Forms for the Protection of the Rights of NY Nursing Home Residents

Record-Keeping Form for NY Nursing Home Residents’ Concerns

Use this form to keep records of a problem or concern and how it is addressed by the facility. Keeping track of who you spoke to and when, what the response was, and what actions were taken to resolve the problem can strengthen your advocacy, both in the facility and beyond. This form can be used to facilitate conversations and follow-up with staff and administration, raise issues at resident or family council meetings, or support a complaint to a government agency.

NY Nursing Home Resident Assessment Planning Form

Nursing homes are required to conduct initially and periodically a comprehensive and accurate assessment of each resident’s functional capacity. Federal law requires that it identify and respond to a resident’s needs, strengths, goals, life history and preferences. This is very important because it forms the basis for a resident’s care plan, which outlines to services that the facility promises to provide.

Federal standards also require that the assessment process must include direct observation and communication with the resident, as well as communication with licensed and nonlicensed direct care staff members on all shifts. The purpose of this form is to assist residents, families, and those working with them to prepare for and participate effectively in the assessment process. It can be used to identify areas of concern related to the required components of the assessment.

NY Nursing Home Resident Personal Preferences Form

Residents have preferences in respect to how they live their lives.
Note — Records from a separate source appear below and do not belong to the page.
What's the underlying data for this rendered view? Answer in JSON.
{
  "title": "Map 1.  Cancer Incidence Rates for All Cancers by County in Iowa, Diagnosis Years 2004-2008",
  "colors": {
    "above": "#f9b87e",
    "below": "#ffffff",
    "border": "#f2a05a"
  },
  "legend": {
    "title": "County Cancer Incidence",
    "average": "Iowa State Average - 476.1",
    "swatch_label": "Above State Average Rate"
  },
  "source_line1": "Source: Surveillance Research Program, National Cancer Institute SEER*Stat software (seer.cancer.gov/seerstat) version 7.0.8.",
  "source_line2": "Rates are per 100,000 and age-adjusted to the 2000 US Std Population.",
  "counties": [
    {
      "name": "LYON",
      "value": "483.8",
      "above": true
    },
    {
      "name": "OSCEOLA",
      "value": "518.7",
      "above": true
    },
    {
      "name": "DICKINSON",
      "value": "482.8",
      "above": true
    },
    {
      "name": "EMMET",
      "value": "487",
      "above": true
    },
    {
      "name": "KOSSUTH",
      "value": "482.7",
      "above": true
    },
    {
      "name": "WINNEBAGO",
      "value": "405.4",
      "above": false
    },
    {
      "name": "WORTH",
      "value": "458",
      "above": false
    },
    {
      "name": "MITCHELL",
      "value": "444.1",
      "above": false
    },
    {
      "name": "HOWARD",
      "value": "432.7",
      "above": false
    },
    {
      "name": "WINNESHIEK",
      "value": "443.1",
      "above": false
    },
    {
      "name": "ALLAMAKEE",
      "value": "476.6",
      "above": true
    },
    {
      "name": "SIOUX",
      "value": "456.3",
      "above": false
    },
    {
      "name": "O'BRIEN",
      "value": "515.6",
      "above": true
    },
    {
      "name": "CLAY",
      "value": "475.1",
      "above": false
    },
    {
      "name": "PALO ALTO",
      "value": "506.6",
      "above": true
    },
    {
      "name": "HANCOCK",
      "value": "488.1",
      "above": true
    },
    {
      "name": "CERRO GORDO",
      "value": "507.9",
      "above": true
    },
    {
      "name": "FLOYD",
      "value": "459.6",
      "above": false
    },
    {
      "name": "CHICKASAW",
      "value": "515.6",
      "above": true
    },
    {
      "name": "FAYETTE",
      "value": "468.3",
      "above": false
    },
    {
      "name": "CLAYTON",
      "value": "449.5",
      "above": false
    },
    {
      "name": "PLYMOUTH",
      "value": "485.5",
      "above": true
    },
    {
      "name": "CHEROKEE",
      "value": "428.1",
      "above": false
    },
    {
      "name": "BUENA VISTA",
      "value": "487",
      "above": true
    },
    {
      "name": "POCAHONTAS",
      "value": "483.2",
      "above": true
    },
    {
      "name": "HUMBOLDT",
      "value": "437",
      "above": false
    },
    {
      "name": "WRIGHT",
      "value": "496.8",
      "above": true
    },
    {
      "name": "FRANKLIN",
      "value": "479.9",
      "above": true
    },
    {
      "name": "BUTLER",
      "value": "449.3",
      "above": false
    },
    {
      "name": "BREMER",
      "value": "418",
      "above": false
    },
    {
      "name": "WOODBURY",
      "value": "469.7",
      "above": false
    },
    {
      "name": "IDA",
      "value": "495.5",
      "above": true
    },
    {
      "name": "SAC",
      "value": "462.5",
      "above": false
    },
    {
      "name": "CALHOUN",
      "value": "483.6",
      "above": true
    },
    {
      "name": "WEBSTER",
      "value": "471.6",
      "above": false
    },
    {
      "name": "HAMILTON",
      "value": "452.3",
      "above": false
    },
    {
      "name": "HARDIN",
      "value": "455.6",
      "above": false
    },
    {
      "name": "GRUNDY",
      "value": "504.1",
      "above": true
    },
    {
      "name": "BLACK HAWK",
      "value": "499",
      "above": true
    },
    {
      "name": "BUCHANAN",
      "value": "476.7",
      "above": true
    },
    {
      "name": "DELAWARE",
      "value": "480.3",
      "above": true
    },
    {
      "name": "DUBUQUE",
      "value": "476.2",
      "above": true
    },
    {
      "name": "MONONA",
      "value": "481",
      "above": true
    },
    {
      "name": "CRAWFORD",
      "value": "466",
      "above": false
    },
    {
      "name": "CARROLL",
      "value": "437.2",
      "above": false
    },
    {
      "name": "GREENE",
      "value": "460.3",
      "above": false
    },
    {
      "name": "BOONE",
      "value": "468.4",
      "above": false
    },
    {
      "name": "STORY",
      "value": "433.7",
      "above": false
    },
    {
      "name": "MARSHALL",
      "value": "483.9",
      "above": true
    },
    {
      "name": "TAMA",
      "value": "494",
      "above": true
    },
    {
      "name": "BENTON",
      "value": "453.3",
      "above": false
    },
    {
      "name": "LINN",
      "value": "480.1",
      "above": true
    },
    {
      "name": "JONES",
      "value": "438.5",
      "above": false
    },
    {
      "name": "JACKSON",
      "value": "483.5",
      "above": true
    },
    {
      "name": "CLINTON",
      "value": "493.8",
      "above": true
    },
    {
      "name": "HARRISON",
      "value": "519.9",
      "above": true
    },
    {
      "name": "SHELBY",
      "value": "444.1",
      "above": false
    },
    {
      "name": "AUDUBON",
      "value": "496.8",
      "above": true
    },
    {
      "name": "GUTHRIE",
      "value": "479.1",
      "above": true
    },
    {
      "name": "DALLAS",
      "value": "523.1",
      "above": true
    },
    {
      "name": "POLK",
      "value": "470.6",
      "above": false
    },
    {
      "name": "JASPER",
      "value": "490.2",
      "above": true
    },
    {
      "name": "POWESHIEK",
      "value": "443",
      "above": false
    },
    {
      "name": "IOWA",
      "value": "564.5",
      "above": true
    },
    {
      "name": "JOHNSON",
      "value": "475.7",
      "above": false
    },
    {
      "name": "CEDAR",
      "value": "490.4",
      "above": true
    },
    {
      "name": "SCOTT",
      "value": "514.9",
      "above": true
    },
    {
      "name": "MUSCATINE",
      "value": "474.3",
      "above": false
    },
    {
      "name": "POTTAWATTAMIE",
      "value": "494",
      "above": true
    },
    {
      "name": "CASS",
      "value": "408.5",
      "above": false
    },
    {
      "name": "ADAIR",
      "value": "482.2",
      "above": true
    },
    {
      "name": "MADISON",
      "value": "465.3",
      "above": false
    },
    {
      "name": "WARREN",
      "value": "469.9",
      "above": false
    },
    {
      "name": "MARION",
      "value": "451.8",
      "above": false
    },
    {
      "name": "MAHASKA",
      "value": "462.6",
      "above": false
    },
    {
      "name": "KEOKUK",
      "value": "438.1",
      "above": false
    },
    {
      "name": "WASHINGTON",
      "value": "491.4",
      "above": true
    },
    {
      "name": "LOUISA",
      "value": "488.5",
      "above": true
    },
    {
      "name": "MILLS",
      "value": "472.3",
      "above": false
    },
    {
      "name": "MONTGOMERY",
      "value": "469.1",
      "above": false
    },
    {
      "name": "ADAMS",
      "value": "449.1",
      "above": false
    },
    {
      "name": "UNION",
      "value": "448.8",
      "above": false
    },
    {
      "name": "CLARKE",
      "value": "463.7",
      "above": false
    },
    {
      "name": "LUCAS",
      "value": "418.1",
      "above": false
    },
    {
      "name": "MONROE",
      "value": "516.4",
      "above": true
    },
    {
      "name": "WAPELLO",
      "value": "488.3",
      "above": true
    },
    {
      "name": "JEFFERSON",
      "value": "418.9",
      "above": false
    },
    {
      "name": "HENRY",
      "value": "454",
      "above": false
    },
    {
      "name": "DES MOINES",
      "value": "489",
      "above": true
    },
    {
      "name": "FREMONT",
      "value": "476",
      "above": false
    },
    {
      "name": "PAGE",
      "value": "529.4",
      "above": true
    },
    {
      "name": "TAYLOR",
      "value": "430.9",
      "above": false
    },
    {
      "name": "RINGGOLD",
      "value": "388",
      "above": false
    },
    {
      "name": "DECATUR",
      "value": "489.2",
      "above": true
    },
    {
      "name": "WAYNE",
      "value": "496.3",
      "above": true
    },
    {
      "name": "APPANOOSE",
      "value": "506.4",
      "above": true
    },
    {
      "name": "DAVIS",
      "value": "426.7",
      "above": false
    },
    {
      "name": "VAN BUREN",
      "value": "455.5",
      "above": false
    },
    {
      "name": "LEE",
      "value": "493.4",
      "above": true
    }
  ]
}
Federal law requires that every resident’s preferences are recognized, respected, and reflected in the care and services they receive. While living with other people inevitably results in some compromises, the facility must take meaningful steps to meet each resident’s needs and preferences as an individual.

Residents and families are encouraged to use this form to document preferences which can be shared with staff to foster person-centered care.

THIS FORM IS TO PROVIDE INFORMATION ON PERSONAL PREFERENCES ONLY. IT IS NOT TO BE USED TO IDENTIFY A RESIDENT’S CLINICAL OR MEDICAL NEEDS, NOR DOES IT SUPPLANT PLANS OF CARE OR MEDICAL RECORDS.